## Friday, 16 December 2011

### Puzzle-29 (CAT-2007)

In a tournament there are n teams T1,T2,...Tn where n>5. Each team consists of k players, k>3. The following pairs of teams have one player in common:
T1 & T2, T2 & T3, T3 & T4,......... and Tn & T1
No other pairs of teams have any player in common. How many players are participating in the tournament considering all the n teams together?
(1)n(k-1)         (2)k(n-1)         (3)n(k-2)         (4)k(k-2)         (5)(n-1)(k-1)

Solution follows here:
Solution:
There are n teams. Each team has k players. Each team has one player common with two other teams.

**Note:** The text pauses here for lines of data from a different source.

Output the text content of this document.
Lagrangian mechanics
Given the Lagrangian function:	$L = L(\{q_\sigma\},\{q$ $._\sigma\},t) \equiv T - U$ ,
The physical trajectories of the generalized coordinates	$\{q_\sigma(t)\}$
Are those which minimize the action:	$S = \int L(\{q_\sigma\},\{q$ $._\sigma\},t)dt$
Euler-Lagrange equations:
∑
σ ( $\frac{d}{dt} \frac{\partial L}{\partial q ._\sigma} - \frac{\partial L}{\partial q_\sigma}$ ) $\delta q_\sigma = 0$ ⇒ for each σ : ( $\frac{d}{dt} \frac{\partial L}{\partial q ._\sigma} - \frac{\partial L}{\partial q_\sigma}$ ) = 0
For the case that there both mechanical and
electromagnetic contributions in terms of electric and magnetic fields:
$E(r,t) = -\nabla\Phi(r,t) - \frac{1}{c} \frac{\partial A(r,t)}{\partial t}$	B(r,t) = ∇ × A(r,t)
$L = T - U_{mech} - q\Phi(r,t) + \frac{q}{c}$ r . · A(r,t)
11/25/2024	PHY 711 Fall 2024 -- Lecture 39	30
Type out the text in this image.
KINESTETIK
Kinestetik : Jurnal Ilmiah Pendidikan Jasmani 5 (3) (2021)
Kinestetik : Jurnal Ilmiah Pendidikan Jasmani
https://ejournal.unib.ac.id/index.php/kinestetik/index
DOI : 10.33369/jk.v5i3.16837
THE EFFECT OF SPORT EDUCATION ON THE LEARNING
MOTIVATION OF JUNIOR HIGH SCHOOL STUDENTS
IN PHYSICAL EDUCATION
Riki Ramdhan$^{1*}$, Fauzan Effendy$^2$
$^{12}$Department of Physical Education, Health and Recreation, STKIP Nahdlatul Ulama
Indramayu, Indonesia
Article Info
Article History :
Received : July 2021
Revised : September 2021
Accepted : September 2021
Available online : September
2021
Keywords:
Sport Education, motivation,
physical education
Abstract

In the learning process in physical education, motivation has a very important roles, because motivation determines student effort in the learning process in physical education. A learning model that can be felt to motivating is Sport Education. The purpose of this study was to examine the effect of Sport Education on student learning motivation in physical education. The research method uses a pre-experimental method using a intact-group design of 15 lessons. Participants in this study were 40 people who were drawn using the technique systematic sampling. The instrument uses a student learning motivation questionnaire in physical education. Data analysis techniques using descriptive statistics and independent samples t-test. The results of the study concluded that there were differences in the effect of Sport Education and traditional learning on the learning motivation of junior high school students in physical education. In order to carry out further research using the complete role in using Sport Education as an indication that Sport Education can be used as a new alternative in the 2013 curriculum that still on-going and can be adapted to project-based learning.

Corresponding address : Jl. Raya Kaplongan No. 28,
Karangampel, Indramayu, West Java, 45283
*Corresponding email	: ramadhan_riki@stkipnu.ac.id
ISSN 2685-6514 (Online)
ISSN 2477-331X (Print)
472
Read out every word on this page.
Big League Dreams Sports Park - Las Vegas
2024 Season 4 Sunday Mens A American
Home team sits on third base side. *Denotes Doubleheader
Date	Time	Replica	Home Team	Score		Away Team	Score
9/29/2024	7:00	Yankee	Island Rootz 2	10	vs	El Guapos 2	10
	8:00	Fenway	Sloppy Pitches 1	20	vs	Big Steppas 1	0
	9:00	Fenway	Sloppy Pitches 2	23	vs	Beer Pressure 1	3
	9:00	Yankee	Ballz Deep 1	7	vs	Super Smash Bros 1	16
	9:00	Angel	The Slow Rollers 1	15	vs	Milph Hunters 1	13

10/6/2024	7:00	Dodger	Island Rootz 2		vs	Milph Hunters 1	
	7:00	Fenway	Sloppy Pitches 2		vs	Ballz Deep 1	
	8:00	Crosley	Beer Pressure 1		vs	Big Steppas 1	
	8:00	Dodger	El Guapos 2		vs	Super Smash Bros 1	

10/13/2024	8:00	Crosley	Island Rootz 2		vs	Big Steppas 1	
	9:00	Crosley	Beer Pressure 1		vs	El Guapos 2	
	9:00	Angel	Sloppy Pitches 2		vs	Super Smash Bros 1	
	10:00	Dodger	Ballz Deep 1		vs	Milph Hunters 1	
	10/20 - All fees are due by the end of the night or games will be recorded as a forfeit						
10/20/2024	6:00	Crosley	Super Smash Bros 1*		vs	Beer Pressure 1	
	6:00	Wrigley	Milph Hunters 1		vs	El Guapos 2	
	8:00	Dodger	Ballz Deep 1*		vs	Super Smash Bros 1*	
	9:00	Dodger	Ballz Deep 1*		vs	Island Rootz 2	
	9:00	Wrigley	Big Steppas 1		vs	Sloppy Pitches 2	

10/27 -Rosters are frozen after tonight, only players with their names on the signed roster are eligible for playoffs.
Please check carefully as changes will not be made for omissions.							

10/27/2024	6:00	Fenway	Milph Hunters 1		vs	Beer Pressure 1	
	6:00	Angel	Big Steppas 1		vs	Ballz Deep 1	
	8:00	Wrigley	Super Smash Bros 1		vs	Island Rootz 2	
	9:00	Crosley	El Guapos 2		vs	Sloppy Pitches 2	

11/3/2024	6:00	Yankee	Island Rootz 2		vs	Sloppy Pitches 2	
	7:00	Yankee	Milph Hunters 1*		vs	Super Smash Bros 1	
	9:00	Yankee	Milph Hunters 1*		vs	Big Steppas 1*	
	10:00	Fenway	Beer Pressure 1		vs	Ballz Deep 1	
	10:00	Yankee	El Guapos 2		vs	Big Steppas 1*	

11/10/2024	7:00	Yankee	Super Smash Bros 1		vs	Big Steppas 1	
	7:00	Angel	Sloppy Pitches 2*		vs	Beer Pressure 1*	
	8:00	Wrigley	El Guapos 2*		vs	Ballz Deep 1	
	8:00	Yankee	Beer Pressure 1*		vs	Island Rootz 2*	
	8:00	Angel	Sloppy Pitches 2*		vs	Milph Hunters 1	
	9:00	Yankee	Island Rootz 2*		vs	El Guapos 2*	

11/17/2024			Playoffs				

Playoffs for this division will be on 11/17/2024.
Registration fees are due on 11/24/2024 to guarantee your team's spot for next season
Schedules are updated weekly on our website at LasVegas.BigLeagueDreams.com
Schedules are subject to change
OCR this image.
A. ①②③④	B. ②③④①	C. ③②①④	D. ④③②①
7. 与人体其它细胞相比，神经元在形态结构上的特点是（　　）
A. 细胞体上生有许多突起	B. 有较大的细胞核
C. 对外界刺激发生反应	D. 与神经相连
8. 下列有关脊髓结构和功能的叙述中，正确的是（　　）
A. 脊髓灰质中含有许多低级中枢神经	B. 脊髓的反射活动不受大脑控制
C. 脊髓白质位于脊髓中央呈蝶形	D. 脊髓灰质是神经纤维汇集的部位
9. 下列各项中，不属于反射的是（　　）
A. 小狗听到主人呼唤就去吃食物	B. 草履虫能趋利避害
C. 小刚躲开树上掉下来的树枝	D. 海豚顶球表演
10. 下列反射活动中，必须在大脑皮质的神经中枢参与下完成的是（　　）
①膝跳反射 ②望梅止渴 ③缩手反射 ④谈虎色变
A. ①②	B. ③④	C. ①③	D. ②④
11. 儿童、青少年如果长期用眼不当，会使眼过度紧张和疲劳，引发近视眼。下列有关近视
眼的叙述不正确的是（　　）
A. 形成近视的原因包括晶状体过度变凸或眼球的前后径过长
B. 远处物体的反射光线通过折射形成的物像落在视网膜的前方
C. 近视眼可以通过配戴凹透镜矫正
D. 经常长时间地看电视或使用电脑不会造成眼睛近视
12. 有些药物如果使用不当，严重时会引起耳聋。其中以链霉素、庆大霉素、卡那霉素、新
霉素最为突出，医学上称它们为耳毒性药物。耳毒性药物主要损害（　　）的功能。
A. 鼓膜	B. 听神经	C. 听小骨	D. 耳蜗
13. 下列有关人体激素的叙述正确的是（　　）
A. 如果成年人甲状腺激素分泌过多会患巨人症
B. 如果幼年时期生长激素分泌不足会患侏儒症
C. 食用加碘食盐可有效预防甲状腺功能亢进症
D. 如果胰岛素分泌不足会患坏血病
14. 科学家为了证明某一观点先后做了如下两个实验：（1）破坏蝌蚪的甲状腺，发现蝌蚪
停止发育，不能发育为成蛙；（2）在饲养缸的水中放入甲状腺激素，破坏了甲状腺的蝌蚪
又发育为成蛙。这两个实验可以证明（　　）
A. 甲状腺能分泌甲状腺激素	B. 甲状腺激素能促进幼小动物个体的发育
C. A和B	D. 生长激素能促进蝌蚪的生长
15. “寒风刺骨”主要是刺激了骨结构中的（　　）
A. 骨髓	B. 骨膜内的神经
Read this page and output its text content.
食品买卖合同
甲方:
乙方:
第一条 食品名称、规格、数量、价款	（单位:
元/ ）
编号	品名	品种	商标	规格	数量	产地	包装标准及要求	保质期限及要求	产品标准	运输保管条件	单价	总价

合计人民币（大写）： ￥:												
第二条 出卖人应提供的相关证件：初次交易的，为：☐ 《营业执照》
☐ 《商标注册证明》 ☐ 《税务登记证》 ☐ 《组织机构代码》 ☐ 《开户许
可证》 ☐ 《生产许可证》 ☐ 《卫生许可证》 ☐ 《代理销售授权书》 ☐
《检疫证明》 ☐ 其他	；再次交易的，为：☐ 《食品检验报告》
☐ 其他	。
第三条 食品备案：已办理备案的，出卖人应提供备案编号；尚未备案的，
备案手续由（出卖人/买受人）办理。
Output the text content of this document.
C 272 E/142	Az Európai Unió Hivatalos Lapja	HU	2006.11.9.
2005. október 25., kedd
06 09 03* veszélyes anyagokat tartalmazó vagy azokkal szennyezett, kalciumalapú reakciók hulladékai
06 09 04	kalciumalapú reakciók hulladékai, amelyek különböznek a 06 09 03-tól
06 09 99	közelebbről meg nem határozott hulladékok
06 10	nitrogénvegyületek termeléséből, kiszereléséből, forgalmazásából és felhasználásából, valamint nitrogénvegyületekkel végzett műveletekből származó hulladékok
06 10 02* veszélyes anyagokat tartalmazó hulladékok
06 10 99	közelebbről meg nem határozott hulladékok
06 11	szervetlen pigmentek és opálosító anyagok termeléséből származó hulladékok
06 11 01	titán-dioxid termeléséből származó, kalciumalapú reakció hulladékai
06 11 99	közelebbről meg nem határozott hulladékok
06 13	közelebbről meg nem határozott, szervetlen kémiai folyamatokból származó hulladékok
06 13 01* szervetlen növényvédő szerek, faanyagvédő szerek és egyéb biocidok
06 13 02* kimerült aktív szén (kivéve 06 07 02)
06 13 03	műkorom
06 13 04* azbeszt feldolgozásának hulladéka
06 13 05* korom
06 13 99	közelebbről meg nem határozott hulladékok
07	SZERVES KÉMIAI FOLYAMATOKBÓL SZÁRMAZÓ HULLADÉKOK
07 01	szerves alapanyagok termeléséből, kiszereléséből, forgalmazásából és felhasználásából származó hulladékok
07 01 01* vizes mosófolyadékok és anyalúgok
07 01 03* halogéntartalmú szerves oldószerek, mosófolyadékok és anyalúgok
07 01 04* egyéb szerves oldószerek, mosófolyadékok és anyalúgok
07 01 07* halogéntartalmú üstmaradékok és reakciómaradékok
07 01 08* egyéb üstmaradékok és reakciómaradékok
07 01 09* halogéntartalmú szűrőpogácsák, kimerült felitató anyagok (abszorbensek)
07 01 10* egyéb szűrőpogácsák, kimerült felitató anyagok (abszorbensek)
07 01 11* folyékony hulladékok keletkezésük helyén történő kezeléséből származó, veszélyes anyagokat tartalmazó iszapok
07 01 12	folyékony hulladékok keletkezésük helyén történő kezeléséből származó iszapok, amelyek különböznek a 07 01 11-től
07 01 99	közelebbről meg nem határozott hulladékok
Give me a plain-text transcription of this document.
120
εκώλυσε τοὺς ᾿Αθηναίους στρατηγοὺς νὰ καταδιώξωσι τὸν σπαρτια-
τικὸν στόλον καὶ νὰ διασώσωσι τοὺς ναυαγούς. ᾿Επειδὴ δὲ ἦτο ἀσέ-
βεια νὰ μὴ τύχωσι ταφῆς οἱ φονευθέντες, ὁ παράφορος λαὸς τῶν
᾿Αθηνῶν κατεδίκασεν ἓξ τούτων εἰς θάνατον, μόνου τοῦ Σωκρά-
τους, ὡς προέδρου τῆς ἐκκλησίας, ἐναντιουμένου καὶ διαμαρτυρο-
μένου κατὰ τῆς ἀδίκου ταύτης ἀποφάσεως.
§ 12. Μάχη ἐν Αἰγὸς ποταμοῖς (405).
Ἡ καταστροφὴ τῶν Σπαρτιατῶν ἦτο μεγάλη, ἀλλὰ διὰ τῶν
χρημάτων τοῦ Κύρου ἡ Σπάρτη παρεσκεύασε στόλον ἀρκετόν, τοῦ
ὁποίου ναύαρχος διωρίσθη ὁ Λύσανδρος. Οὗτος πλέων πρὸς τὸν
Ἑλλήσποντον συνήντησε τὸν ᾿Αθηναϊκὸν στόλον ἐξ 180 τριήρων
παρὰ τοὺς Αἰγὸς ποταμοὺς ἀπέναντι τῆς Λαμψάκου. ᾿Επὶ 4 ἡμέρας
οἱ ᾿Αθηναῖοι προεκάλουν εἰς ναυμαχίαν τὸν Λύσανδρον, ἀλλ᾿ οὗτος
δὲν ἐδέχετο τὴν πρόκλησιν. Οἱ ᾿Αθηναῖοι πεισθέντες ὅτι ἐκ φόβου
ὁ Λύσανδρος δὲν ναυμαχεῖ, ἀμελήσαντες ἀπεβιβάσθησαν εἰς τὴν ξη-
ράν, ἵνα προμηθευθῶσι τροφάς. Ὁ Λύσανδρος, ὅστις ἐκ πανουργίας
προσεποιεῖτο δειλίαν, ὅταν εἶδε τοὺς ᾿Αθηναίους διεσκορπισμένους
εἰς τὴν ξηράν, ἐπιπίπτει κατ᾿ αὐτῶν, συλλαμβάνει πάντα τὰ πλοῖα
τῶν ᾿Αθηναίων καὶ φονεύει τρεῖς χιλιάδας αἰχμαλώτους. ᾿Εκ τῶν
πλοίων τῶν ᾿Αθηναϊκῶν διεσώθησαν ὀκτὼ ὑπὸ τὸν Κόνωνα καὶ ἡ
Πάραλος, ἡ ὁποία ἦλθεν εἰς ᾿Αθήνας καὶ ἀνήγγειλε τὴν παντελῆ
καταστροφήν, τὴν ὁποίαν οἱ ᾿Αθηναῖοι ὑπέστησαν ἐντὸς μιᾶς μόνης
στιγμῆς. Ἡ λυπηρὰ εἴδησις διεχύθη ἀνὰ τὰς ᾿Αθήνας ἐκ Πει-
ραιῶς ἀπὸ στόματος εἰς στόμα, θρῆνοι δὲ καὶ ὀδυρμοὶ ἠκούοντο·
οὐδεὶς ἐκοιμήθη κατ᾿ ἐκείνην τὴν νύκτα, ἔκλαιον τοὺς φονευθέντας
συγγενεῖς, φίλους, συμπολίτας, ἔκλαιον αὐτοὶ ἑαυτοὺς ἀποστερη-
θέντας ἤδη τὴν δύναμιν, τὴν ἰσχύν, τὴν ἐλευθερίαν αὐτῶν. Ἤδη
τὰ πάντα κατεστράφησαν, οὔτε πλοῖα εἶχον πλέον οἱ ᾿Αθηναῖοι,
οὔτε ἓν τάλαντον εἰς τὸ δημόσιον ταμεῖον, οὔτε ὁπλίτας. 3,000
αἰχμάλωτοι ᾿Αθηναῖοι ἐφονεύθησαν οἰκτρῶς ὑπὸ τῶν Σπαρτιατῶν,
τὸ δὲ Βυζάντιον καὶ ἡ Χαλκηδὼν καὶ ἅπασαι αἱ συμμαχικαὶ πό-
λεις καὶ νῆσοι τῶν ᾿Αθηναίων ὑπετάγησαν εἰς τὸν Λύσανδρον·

Each team has “(k-2)” non-common players and 2-common players shared with two teams.
=> Number of overall non-common players = n(k-2)                   ---(1)
But the number of overall common players is not n*2, as the commonality of each team is with respect to two other teams.
For finding common players, we go in other way. From n teams, n pairs can be formed (T1 & T2, T2 & T3, T3 & T4,......... and Tn & T1). Each of these n-pairs has one player in common.
=> Number of overall common players = n                                   ---(2)
From (1) and (2),
Total number of players = n(k-2)+n = n(k-2+1) = n(k-1)

#### 1 comment:

1. In a tournament there are n teams T1,T2,...Tn where n>5. Each team consists of k players, k>3. The following pairs of teams have one player in common:
T1 & T2, T2 & T3, T3 & T4,......... and Tn & T1
No other pairs of teams have any player in common. How many players are participating in the tournament considering all the n teams together?
(1)n(k-1) (2)k(n-1) (3)n(k-2) (4)k(k-2) (5)(n-1)(k-1)

Alternate Method:
Since, (Number of teams is > 5) =>Take, n=6
Since, (Number of players is >3) =>Take, k=4 players per team
From the question,
T1 & T2, T2 & T3, T3 & T4, T4 & T5, T5 & T6, T6 & T1 are the possible pairs.
From the question,
Each pair has 1 player in common.
A] From 1st Pair T1 & T2:
T1 = 4, T2 = 4-1 = 3(Subtract 1, Since 1 player is mutual for T1 & T2)
B] From 2nd Pair T2 & T3:
T2 = 3(Since you have sub T2 in the previous step), T3 = 4-1 = 3(Subtract 1, Since 1 player is mutual for T2 & T3)
C] From 3rd Pair T3 & T4:
T3 = 3, T4 = 4-1 = 3(Subtract 1, Since 1 player is mutual for T3 & T4)
D] From 4th Pair T4 & T5:
T4 = 3, T5 = 4-1 = 3(Subtract 1, Since 1 player is mutual for T4 & T5)
E] From 5th Pair T5 & T6:
T5 = 4, T6 = 4-1 = 3(Subtract 1, Since 1 player is mutual for T5 & T6)
F] From 6th Pair T6 & T1:
T1 = 4, T6 = 3-1 = 2(Subtract 1, Since 1 player is mutual for T1 & T6)
Now, T1 + T2 + T3 + T4 + T5 + T6 = 4+3+3+3+3+2=18, hence 18 is the answer.
Now, Substitute n=6 and k=4 in answer options and see for 18.